Darüber hinaus hat mir direkt gefallen, dass auch die anderen Figuren vielschichtig und in sich widersprüchlich angelegt sind und aus menschlichen Motiven handeln.
Die filmische Erzählung verbindet Elemente des Erotik-Thrillers mit tiefgreifenden Charakterstudien. Wie wurde die Balance zwischen Spannung und emotionaler Tiefe inszeniert?
Auch wenn man das erst im Verlauf der Handlung erfährt, stecken alle wichtigen Figuren des Films in einem moralischen Dilemma. Der Wunsch diesen Widerspruch aufzulösen, macht ihre Konflikte sehr menschlich, emotional befriedigend, wenn es ihnen gelingt und tragisch, wenn nicht.
Zunächst entsteht die Spannung aus den Handlungen der Hauptfigur Elle und was der Zuschauer für sie befürchtet. Je mehr sich jedoch die Machenschaften entpuppen, in den Elle steckt, umso spannender wird die Frage, ob es ihr gelingt diese aufzudecken und abzuwenden, besonders da der Zuschauer ihr dabei oft ein kleines Stück voraus sein kann.
Interessant ist, dass die Konflikte aus Elles Affäre und der Beziehung zu ihrem Verlobten, sowie die äußere Bedrohung der Firma, deren Führung sie gerade übernimmt, zunächst parallel laufen. Zunehmend verstricken sich diese Handlungsebenen dann aber und bedingen einander.
Es stellt sich die Frage, weshalb man sich heutzutage noch mit einem Erotik-Thriller beschäftigen sollte, anstatt sich den Inhalten auf einschlägigen Seiten im Internet zuzuwenden. Welcher Reiz geht von einem solchen Werk aus?

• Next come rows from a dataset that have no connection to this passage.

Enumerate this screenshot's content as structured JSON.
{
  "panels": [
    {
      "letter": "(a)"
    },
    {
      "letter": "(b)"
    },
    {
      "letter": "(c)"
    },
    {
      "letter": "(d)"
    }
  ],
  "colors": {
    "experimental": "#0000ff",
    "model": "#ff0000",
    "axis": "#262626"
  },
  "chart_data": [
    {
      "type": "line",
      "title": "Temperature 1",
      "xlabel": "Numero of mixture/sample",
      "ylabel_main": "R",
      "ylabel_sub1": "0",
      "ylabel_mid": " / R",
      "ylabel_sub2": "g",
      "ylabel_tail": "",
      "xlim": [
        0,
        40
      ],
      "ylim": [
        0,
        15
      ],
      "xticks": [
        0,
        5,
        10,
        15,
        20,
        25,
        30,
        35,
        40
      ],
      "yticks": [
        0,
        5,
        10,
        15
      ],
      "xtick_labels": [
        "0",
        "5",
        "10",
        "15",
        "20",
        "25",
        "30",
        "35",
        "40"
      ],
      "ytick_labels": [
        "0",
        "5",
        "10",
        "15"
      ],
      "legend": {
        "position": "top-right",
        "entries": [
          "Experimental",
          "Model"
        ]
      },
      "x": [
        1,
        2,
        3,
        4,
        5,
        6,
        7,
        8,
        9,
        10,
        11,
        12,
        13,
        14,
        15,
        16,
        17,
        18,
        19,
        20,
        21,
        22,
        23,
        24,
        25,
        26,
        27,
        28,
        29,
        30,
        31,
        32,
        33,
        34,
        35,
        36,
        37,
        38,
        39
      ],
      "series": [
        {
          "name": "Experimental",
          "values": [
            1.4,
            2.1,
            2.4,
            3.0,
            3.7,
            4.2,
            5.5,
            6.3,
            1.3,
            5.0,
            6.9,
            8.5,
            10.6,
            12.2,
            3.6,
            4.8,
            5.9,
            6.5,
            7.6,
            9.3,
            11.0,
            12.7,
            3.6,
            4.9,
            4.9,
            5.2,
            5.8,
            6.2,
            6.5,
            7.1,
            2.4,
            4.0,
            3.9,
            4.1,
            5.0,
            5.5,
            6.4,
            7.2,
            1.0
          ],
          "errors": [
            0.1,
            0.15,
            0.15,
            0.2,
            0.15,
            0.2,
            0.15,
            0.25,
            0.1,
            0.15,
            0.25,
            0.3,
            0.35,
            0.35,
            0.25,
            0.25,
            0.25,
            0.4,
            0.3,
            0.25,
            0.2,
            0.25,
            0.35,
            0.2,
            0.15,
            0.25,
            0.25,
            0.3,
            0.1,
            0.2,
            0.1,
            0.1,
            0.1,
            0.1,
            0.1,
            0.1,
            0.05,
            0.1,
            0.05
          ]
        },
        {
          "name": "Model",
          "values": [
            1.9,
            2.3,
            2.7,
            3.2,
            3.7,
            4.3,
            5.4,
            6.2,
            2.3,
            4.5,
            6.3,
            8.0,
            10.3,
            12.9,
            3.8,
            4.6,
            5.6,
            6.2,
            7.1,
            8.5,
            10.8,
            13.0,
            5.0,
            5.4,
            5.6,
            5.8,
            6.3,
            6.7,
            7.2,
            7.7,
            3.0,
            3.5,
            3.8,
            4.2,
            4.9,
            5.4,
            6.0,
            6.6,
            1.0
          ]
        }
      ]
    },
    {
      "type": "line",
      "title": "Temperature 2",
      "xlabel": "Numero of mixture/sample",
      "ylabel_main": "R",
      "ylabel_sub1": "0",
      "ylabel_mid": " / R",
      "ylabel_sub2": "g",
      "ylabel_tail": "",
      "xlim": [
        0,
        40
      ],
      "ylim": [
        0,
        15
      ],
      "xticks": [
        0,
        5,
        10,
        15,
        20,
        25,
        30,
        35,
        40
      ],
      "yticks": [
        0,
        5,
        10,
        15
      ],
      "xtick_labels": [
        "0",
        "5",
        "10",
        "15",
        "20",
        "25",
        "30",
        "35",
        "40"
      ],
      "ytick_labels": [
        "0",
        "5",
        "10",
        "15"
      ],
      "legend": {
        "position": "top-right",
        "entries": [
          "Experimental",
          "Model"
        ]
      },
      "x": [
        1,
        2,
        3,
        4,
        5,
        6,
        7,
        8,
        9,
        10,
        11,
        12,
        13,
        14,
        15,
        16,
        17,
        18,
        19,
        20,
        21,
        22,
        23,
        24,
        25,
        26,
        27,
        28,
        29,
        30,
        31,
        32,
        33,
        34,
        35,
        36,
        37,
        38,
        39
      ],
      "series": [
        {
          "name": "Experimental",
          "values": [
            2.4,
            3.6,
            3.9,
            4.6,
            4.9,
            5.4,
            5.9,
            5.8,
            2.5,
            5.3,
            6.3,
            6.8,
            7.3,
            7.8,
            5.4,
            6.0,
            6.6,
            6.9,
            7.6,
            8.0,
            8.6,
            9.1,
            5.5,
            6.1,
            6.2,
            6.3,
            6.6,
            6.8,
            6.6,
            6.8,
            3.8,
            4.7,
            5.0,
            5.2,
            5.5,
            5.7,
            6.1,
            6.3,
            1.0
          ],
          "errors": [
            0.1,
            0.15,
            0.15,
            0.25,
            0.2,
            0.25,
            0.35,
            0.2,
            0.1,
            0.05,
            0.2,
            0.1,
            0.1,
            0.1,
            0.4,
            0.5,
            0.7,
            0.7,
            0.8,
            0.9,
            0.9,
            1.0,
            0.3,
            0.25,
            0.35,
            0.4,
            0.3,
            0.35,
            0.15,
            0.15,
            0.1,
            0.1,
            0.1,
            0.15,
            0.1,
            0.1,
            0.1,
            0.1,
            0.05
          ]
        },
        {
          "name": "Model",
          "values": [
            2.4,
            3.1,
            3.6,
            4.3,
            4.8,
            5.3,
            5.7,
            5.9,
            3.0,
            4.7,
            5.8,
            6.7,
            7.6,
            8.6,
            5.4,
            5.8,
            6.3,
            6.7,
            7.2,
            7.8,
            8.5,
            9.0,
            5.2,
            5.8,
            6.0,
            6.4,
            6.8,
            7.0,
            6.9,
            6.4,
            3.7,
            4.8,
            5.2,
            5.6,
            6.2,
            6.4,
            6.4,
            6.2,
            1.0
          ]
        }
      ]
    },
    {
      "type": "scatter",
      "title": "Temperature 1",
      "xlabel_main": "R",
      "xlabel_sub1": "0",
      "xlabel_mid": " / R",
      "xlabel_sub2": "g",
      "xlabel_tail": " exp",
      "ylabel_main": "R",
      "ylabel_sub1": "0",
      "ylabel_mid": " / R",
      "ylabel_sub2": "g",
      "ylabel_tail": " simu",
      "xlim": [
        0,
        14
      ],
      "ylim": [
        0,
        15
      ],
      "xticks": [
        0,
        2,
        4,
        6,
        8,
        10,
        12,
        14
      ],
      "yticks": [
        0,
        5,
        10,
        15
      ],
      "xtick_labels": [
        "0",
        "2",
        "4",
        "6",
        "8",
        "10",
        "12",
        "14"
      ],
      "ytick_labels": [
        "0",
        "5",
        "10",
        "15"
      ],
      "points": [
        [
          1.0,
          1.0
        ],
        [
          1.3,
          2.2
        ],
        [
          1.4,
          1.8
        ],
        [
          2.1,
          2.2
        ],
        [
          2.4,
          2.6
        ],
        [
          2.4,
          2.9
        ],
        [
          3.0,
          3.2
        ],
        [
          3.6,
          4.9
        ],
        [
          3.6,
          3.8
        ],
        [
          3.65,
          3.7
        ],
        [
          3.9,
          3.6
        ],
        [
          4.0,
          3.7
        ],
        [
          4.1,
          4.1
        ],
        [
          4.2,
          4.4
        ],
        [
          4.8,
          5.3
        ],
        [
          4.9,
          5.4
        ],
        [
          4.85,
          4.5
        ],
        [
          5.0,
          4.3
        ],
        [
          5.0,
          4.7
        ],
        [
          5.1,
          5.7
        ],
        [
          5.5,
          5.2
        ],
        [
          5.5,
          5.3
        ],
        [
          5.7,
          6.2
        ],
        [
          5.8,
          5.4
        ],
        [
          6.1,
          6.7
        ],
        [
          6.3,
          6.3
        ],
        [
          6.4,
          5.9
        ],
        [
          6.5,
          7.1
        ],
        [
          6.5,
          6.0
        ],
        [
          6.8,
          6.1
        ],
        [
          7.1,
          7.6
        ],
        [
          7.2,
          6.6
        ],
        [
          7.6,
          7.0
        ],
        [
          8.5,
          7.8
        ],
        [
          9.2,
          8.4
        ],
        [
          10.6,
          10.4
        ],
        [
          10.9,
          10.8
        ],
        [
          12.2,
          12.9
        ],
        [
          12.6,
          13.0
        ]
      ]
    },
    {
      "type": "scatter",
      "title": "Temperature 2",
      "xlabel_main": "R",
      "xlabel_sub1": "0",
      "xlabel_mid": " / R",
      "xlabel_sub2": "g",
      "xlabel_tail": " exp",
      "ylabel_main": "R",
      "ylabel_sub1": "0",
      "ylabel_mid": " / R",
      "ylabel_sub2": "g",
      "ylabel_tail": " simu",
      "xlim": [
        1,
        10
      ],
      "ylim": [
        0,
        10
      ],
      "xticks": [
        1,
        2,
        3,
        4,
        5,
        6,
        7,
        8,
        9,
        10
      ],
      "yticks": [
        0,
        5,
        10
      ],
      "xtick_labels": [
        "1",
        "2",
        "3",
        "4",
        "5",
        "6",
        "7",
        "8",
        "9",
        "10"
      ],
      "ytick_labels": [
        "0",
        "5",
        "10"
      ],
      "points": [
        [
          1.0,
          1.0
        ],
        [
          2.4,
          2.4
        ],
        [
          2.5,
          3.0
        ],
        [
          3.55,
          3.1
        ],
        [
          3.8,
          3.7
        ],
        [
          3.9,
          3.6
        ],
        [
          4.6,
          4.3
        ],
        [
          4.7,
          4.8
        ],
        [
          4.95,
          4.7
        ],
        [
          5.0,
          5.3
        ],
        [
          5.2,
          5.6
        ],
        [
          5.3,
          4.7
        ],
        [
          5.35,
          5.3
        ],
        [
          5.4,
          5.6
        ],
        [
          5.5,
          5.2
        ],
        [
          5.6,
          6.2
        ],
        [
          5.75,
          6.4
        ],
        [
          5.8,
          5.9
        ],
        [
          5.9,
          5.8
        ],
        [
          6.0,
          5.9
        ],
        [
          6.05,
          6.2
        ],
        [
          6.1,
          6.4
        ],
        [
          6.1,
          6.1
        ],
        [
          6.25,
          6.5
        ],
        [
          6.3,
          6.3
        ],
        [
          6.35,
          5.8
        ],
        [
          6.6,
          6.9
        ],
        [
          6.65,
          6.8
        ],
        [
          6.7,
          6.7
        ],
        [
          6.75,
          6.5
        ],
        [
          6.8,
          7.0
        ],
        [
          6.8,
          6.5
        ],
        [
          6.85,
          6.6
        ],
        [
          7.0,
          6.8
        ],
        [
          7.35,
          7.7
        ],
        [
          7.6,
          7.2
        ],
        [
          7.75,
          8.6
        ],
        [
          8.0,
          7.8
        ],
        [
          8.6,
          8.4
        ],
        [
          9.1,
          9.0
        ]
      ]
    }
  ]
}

Der entscheidende und grundlegende Unterschied ist, dass ich in einem Film eine Geschichte erzähle, Menschen näherkomme und ihre Erlebnisse nicht nur intellektuell, sondern auch emotional teilen kann, sei es Freude, Angst, Liebe oder eben auch Leidenschaft.
Besagte Inhalte auf einschlägigen Seiten haben damit in etwa so viel zu tun, wie ein packender Actionfilm mit der Filmaufnahme eines Autos, das bei einer Stuntshow über ein Hindernis springt, oder ein anrührender Liebesfilm mit einer Dating-Reality-Show. Was nicht heißen soll, dass man womöglich dem anderen nicht aus ganz unterschiedlichen Gründen etwas abgewinnen kann.

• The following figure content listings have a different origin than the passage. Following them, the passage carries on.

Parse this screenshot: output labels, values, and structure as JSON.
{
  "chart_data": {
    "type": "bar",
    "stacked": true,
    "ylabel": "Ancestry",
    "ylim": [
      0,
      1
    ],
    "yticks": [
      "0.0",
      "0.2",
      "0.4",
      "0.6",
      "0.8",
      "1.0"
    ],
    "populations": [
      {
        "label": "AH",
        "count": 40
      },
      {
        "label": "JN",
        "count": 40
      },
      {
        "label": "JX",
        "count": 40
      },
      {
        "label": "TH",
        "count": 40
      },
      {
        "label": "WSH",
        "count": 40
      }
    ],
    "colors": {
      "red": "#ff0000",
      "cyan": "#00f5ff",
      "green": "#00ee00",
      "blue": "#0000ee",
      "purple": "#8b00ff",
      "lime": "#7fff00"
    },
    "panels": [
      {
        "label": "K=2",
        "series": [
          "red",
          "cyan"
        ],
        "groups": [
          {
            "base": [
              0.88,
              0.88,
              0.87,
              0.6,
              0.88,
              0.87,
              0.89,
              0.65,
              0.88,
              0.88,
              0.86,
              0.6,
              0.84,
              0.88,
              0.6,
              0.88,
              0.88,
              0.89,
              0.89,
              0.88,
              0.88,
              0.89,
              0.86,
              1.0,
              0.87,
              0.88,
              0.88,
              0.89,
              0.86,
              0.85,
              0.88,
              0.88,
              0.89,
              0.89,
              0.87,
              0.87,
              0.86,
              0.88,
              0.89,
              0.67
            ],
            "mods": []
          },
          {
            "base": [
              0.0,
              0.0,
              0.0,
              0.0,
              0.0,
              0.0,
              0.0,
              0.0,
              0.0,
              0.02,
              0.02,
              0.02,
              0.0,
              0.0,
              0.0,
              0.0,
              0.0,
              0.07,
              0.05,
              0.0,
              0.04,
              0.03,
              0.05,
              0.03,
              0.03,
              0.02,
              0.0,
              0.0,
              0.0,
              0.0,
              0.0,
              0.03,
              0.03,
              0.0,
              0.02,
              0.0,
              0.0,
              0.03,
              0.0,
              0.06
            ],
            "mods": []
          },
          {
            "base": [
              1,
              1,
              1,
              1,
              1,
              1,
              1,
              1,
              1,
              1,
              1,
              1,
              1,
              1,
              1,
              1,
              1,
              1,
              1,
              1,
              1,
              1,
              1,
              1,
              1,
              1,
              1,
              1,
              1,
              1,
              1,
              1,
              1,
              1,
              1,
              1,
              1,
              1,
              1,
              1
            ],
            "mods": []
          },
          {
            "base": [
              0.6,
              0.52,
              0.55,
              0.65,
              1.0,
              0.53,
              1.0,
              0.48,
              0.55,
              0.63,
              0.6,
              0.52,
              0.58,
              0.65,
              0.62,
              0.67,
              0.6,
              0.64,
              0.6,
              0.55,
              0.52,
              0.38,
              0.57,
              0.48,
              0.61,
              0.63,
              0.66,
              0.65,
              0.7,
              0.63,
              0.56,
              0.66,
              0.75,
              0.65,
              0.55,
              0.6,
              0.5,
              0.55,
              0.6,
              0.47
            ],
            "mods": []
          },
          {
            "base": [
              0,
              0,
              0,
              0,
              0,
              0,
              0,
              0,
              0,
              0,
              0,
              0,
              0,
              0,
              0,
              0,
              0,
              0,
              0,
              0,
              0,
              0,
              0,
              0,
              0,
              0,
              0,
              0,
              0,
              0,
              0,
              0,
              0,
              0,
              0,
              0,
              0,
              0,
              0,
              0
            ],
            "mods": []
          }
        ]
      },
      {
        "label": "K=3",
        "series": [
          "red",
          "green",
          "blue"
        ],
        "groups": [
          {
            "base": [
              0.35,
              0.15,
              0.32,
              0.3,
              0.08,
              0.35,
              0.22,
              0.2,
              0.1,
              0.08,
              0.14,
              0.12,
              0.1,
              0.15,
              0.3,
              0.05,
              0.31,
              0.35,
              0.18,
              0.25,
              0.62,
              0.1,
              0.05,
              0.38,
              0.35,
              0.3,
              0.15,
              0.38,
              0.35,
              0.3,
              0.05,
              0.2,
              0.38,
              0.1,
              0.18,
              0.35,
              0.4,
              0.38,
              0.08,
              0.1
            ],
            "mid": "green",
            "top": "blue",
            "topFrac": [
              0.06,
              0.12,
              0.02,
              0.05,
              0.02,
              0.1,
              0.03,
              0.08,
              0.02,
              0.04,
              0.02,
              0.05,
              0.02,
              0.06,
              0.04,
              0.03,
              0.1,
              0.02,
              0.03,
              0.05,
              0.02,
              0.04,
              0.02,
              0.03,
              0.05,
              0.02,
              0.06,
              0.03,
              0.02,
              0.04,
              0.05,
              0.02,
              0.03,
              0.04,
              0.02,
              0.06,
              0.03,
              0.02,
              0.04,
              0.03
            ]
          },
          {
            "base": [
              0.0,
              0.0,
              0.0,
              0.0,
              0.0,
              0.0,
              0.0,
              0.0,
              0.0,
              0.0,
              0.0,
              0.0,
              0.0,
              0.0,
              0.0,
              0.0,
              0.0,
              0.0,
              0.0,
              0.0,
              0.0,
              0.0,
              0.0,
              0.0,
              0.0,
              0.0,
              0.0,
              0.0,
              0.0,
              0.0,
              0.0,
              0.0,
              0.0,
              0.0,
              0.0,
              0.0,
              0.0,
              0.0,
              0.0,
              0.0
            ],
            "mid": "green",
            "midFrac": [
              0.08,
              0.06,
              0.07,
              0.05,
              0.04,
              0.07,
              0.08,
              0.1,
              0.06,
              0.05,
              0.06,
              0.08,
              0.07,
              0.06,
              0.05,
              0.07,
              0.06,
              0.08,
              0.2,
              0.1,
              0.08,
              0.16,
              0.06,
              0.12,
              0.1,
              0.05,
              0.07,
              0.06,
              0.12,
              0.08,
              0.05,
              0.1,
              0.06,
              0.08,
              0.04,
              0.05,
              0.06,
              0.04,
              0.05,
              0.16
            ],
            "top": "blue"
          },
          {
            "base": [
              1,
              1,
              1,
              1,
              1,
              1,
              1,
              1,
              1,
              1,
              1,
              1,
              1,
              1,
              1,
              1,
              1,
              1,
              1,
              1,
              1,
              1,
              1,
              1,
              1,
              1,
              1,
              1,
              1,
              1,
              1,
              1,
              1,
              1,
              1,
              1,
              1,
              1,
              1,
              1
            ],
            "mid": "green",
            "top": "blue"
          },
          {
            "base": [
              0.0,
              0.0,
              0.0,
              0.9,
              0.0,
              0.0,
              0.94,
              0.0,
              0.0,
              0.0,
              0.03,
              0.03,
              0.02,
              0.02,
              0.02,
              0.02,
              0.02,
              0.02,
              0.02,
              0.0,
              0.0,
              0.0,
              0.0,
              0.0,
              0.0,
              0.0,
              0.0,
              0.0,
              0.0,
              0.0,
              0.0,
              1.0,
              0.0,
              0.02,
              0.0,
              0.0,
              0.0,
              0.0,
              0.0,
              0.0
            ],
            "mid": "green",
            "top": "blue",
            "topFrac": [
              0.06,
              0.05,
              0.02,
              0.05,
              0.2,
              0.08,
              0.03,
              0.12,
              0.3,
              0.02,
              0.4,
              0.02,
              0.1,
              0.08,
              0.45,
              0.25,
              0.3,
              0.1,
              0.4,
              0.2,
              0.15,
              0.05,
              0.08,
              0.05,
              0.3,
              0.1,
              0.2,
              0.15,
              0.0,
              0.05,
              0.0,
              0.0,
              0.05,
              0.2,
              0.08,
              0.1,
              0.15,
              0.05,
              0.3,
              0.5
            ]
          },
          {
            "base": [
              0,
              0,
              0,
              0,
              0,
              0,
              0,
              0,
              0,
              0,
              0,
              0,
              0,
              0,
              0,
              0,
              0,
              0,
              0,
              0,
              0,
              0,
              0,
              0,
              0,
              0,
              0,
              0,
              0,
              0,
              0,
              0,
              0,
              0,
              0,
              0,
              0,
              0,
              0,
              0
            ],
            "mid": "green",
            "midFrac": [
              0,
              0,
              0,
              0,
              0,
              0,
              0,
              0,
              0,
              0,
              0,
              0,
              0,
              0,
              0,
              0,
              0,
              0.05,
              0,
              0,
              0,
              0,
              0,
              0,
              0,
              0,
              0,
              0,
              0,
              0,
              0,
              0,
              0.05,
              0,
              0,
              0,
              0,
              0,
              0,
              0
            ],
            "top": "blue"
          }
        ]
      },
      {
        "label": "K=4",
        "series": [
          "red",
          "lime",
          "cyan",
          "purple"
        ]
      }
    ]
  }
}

Die Protagonistin Elle sieht sich mit der Herausforderung konfrontiert, eine Entscheidung zwischen zwei sehr unterschiedlichen Männern zu treffen. Wie wurde die Dynamik zwischen diesen Charakteren entwickelt und welche Aspekte der Dreiecksbeziehung sollten besonders betont werden?

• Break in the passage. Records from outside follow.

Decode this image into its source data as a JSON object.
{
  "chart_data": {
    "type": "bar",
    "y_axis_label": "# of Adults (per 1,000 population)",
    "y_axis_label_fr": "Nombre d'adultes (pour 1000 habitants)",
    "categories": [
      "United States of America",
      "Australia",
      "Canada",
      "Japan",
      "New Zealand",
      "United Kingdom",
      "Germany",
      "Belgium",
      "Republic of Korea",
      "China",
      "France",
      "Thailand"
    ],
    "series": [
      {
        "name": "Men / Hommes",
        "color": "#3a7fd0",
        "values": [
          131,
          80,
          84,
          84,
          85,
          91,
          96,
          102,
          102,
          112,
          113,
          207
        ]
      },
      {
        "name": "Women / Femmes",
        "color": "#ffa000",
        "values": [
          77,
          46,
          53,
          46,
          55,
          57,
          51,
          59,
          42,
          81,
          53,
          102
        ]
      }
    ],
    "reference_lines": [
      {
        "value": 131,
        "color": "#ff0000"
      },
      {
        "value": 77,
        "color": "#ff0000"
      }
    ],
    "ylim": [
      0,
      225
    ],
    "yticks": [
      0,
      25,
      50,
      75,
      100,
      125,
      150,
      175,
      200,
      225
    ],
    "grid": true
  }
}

Da man erst nach und nach das Innenleben der beiden Männer verstehen und ergründen kann, war es spannend und wichtig, genau zu überlegen, was der Zuschauer und auch Elle in den beiden sieht, zu Beginn des Films und im Verlauf der Handlung. Die beiden stehen im starken Kontrast zueinander und doch fühlt sich Elle zu beiden hingezogen und das muss nachvollziehbar sein.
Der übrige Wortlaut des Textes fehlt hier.